Any resource a template author puts into a template that requires custom input from the consumer of their template (i.e., bucket names, input urls, output urls, etc.) requires parameterization. For resources like Telegraf configs, these custom values can be injected via environment variables. For variables, other variables can depend on and call other variables.

Tasks require a bucket to read from and often a different bucket to which to write. Since Tasks don't support parameterization today, they can't be used in Templates unless the template prescribes the buckets beforehand. That goes against the Template best practices for a number of reasons so I think that option may be off the table.

I like the idea @desa proposed above. For templating Tasks, this might look like:

option task {
    fromBucket: $INFLUX_FROM_BUCKET,
    toBucket: $INFLUX_TO_BUCKET,
}

[timhallinflux]

@rickspencer3 with the arrival of API Invokable Scripts.... where does that leave us wrt to this issue?
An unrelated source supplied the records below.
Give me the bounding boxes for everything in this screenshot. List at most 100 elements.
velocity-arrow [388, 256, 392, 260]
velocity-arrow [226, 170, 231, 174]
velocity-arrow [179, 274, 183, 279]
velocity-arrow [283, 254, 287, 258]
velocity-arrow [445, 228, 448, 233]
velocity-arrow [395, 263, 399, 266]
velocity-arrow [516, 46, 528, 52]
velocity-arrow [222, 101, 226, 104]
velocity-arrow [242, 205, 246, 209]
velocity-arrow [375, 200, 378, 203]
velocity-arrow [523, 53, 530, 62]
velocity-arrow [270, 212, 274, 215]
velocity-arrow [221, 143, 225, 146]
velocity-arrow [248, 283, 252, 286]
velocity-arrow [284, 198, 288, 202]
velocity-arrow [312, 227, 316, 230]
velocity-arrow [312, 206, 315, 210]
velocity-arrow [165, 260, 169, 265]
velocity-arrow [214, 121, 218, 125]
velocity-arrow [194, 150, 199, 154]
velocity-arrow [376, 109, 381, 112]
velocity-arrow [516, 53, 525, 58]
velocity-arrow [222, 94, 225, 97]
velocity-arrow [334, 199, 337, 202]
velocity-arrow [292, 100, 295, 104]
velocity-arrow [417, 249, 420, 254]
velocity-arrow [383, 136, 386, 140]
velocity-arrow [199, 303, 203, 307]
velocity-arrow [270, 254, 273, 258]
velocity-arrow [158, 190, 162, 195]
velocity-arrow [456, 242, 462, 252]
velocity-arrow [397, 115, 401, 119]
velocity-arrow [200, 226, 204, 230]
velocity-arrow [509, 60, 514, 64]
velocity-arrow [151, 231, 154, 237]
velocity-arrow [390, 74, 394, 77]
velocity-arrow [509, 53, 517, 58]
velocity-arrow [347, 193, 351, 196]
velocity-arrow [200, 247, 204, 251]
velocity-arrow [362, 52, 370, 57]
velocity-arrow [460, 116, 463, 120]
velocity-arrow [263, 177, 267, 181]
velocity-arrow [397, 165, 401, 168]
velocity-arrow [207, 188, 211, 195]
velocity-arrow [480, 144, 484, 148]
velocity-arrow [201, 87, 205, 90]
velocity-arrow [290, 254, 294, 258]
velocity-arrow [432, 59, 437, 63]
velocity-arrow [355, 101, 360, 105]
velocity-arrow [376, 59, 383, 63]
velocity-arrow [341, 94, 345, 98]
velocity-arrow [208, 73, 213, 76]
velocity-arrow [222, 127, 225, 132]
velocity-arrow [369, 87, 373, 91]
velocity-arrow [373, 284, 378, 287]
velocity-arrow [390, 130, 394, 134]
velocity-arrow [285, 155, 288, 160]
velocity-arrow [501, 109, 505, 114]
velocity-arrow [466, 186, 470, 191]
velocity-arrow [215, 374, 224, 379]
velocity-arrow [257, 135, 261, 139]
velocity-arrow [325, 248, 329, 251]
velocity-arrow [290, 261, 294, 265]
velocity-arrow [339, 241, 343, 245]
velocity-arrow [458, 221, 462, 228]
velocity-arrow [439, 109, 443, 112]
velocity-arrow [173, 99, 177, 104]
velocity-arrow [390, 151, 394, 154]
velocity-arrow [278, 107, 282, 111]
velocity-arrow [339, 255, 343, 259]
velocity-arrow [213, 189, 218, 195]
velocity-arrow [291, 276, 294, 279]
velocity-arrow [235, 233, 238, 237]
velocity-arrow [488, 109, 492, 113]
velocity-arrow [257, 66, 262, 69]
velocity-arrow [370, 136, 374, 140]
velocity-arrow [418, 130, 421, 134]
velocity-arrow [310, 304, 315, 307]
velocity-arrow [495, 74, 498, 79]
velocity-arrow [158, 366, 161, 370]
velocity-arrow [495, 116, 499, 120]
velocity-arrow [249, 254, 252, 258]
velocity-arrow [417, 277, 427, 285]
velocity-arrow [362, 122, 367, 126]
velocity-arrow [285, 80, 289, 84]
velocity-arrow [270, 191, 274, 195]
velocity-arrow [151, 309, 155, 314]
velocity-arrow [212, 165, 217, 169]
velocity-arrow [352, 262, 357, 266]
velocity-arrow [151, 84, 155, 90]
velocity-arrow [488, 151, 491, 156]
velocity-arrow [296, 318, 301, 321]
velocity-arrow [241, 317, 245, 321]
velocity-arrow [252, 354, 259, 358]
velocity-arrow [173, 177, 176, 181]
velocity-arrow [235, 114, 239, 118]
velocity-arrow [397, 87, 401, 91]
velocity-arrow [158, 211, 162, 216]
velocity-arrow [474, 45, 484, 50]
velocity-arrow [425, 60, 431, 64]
The extern approach has been wrapped by the JS, C#, and Python libraries to make it easier to develop against. Shall we continue to expand support for that approach with the remaining libraries? or should we be guiding folks to use /scripts?

[rhajek]

According the swagger (https://github.com/influxdata/openapi/blob/f3057edb916dbae0a42690a5b06139843cc16e68/contracts/oss.yml#L7058) both Cloud2 and OSS should support parameterized queries. All client libraries already contain generated Query model with optional map of parameters. But it is really supported only in Cloud2 as described in https://docs.influxdata.com/influxdb/cloud/query-data/parameterized-queries/.

OSS now returns "undefined identifier params" error, we should fix this in OSS.

[deefdragon]

Is there any update on this?

[paulwer]

any updates?

[ylhan]

+1, any updates? It's been ~2 years since this was implemented in the cloud.